IXION, o novo jogo dos Bulwark Studios, traz-nos um Elon Musk virtual mas assustadoramente real, Vanir Dolos, CEO e fundador da empresa com o mesmo nome que prometeu à Humanidade o acesso a viagens estelares com o desenvolvimento da sua tecnologia dos Motores Vohle. Mas – e perdoem-me o semi-spoiler que até está presente no trailer inicial – quando activamos esse mesmo motor na nossa estação espacial Tiqqun em órbita na Lua o resultado é catastrófico. A Lua é destruída com o impacto, o que leva à evaporação dos oceanos e consequente extinção da vida na Terra. A empresa para o qual trabalhamos enquanto administradores, a DOLOS, é então declarada inimiga da Humanidade pelas Nações Unidas.

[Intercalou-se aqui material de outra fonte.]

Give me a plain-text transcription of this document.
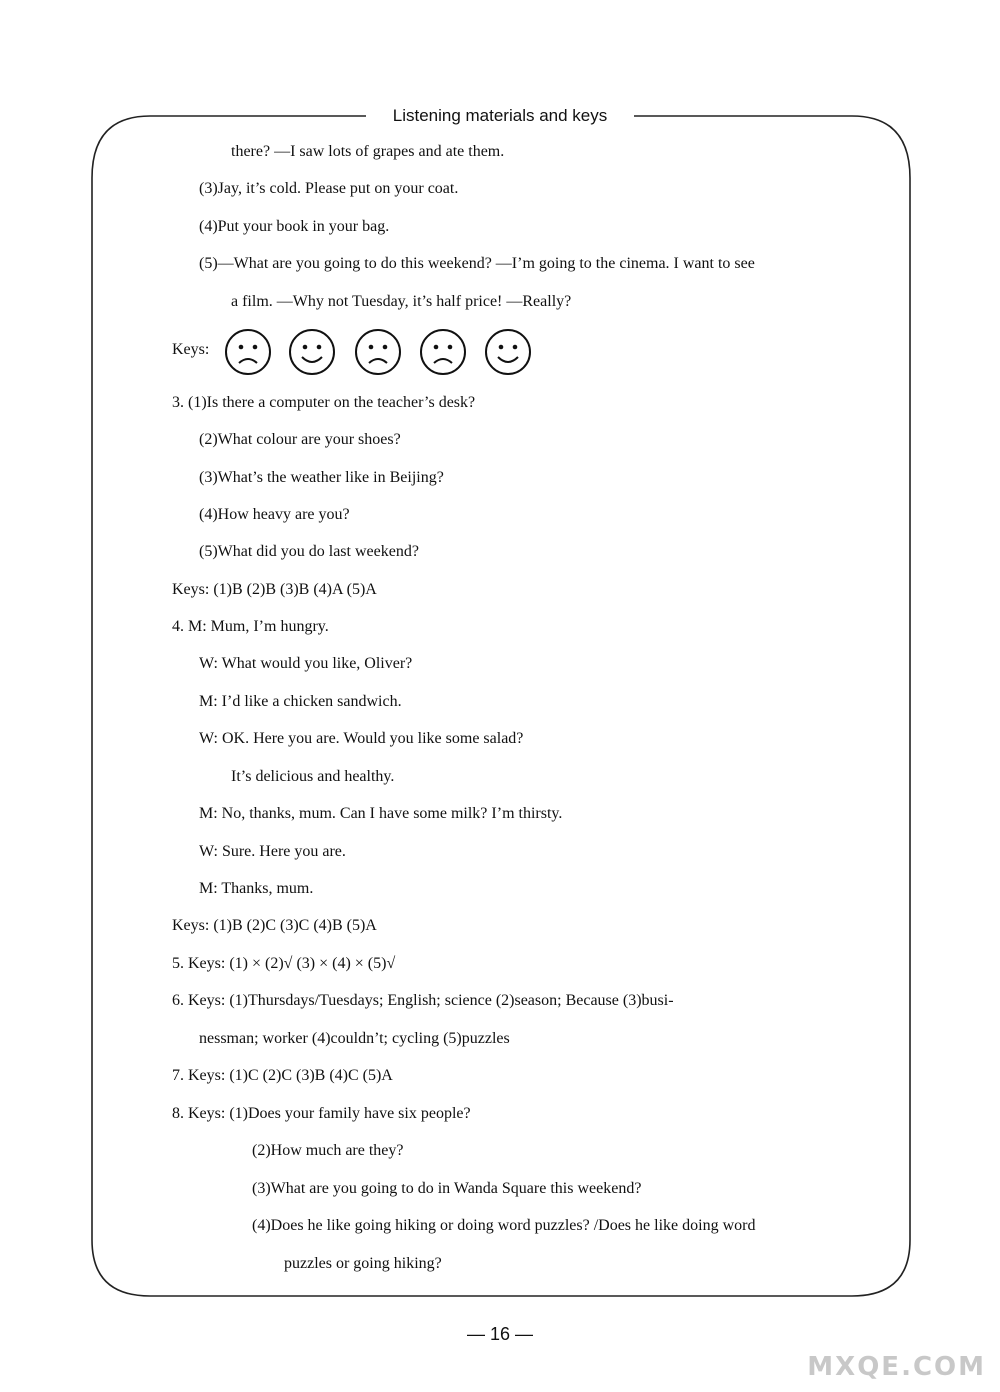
Listening materials and keys
there? —I saw lots of grapes and ate them.
(3)Jay, it’s cold. Please put on your coat.
(4)Put your book in your bag.
(5)—What are you going to do this weekend? —I’m going to the cinema. I want to see
a film. —Why not Tuesday, it’s half price! —Really?
Keys:
3. (1)Is there a computer on the teacher’s desk?
(2)What colour are your shoes?
(3)What’s the weather like in Beijing?
(4)How heavy are you?
(5)What did you do last weekend?
Keys: (1)B (2)B (3)B (4)A (5)A
4. M: Mum, I’m hungry.
W: What would you like, Oliver?
M: I’d like a chicken sandwich.
W: OK. Here you are. Would you like some salad?
It’s delicious and healthy.
M: No, thanks, mum. Can I have some milk? I’m thirsty.
W: Sure. Here you are.
M: Thanks, mum.
Keys: (1)B (2)C (3)C (4)B (5)A
5. Keys: (1) × (2)√ (3) × (4) × (5)√
6. Keys: (1)Thursdays/Tuesdays; English; science (2)season; Because (3)busi-
nessman; worker (4)couldn’t; cycling (5)puzzles
7. Keys: (1)C (2)C (3)B (4)C (5)A
8. Keys: (1)Does your family have six people?
(2)How much are they?
(3)What are you going to do in Wanda Square this weekend?
(4)Does he like going hiking or doing word puzzles? /Does he like doing word
puzzles or going hiking?
— 16 —
MXQE.COM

Cabe-nos, enquanto Administradores da Tiqqun, a missão de garantir a sobrevivência da tripulação da estação espacial, e, tanto quanto sabemos, da Humanidade. À excepção de algumas centenas de cápsulas criogénicas que vamos recuperando pela galáxia, e cujos integrantes farão parte da nossa tripulação, depois do regresso de Tiqqun à Via Láctea, um número de anos após o acidente lunar, todas as informações que sabemos é de que a vida na Terra terminou, para sempre. Temos de criar as condições ideais para procurarmos outros planeta habitável, visto que os saltos espaciais dados com o motor Vohle causaram danos estruturais irreparáveis ao casco da estação, obrigando-nos a estar constantemente a repará-lo.

IXION é jogado em três camadas. A primeira, no interior de Tiqqun, é um city-builder mais ou menos tradicional. Temos de gerir a população, as suas necessidades e os recursos que obtemos. O espaço limitado em cada um dos 6 sectores circulares são um problema grande, especialmente por mecanicamente IXION herdou de Settlers a necessidade de ter os edifícios todos conectados por estradas entre si.

Visto que a produção energética é limitada, um outro nível de preocupação que temos de ter reside na gestão da energia consumida a cada segundo. Podemos (e devemos) aumentar a nossa capacidade energética através da instalação de painéis solares no exterior, mas dado o quão escassos são os recursos electrónicos que temos para os construir, durante muito tempo teremos inclusivamente de ir ligando e desligando edifícios para que tenhamos potência para manter os sistemas de produção intactos.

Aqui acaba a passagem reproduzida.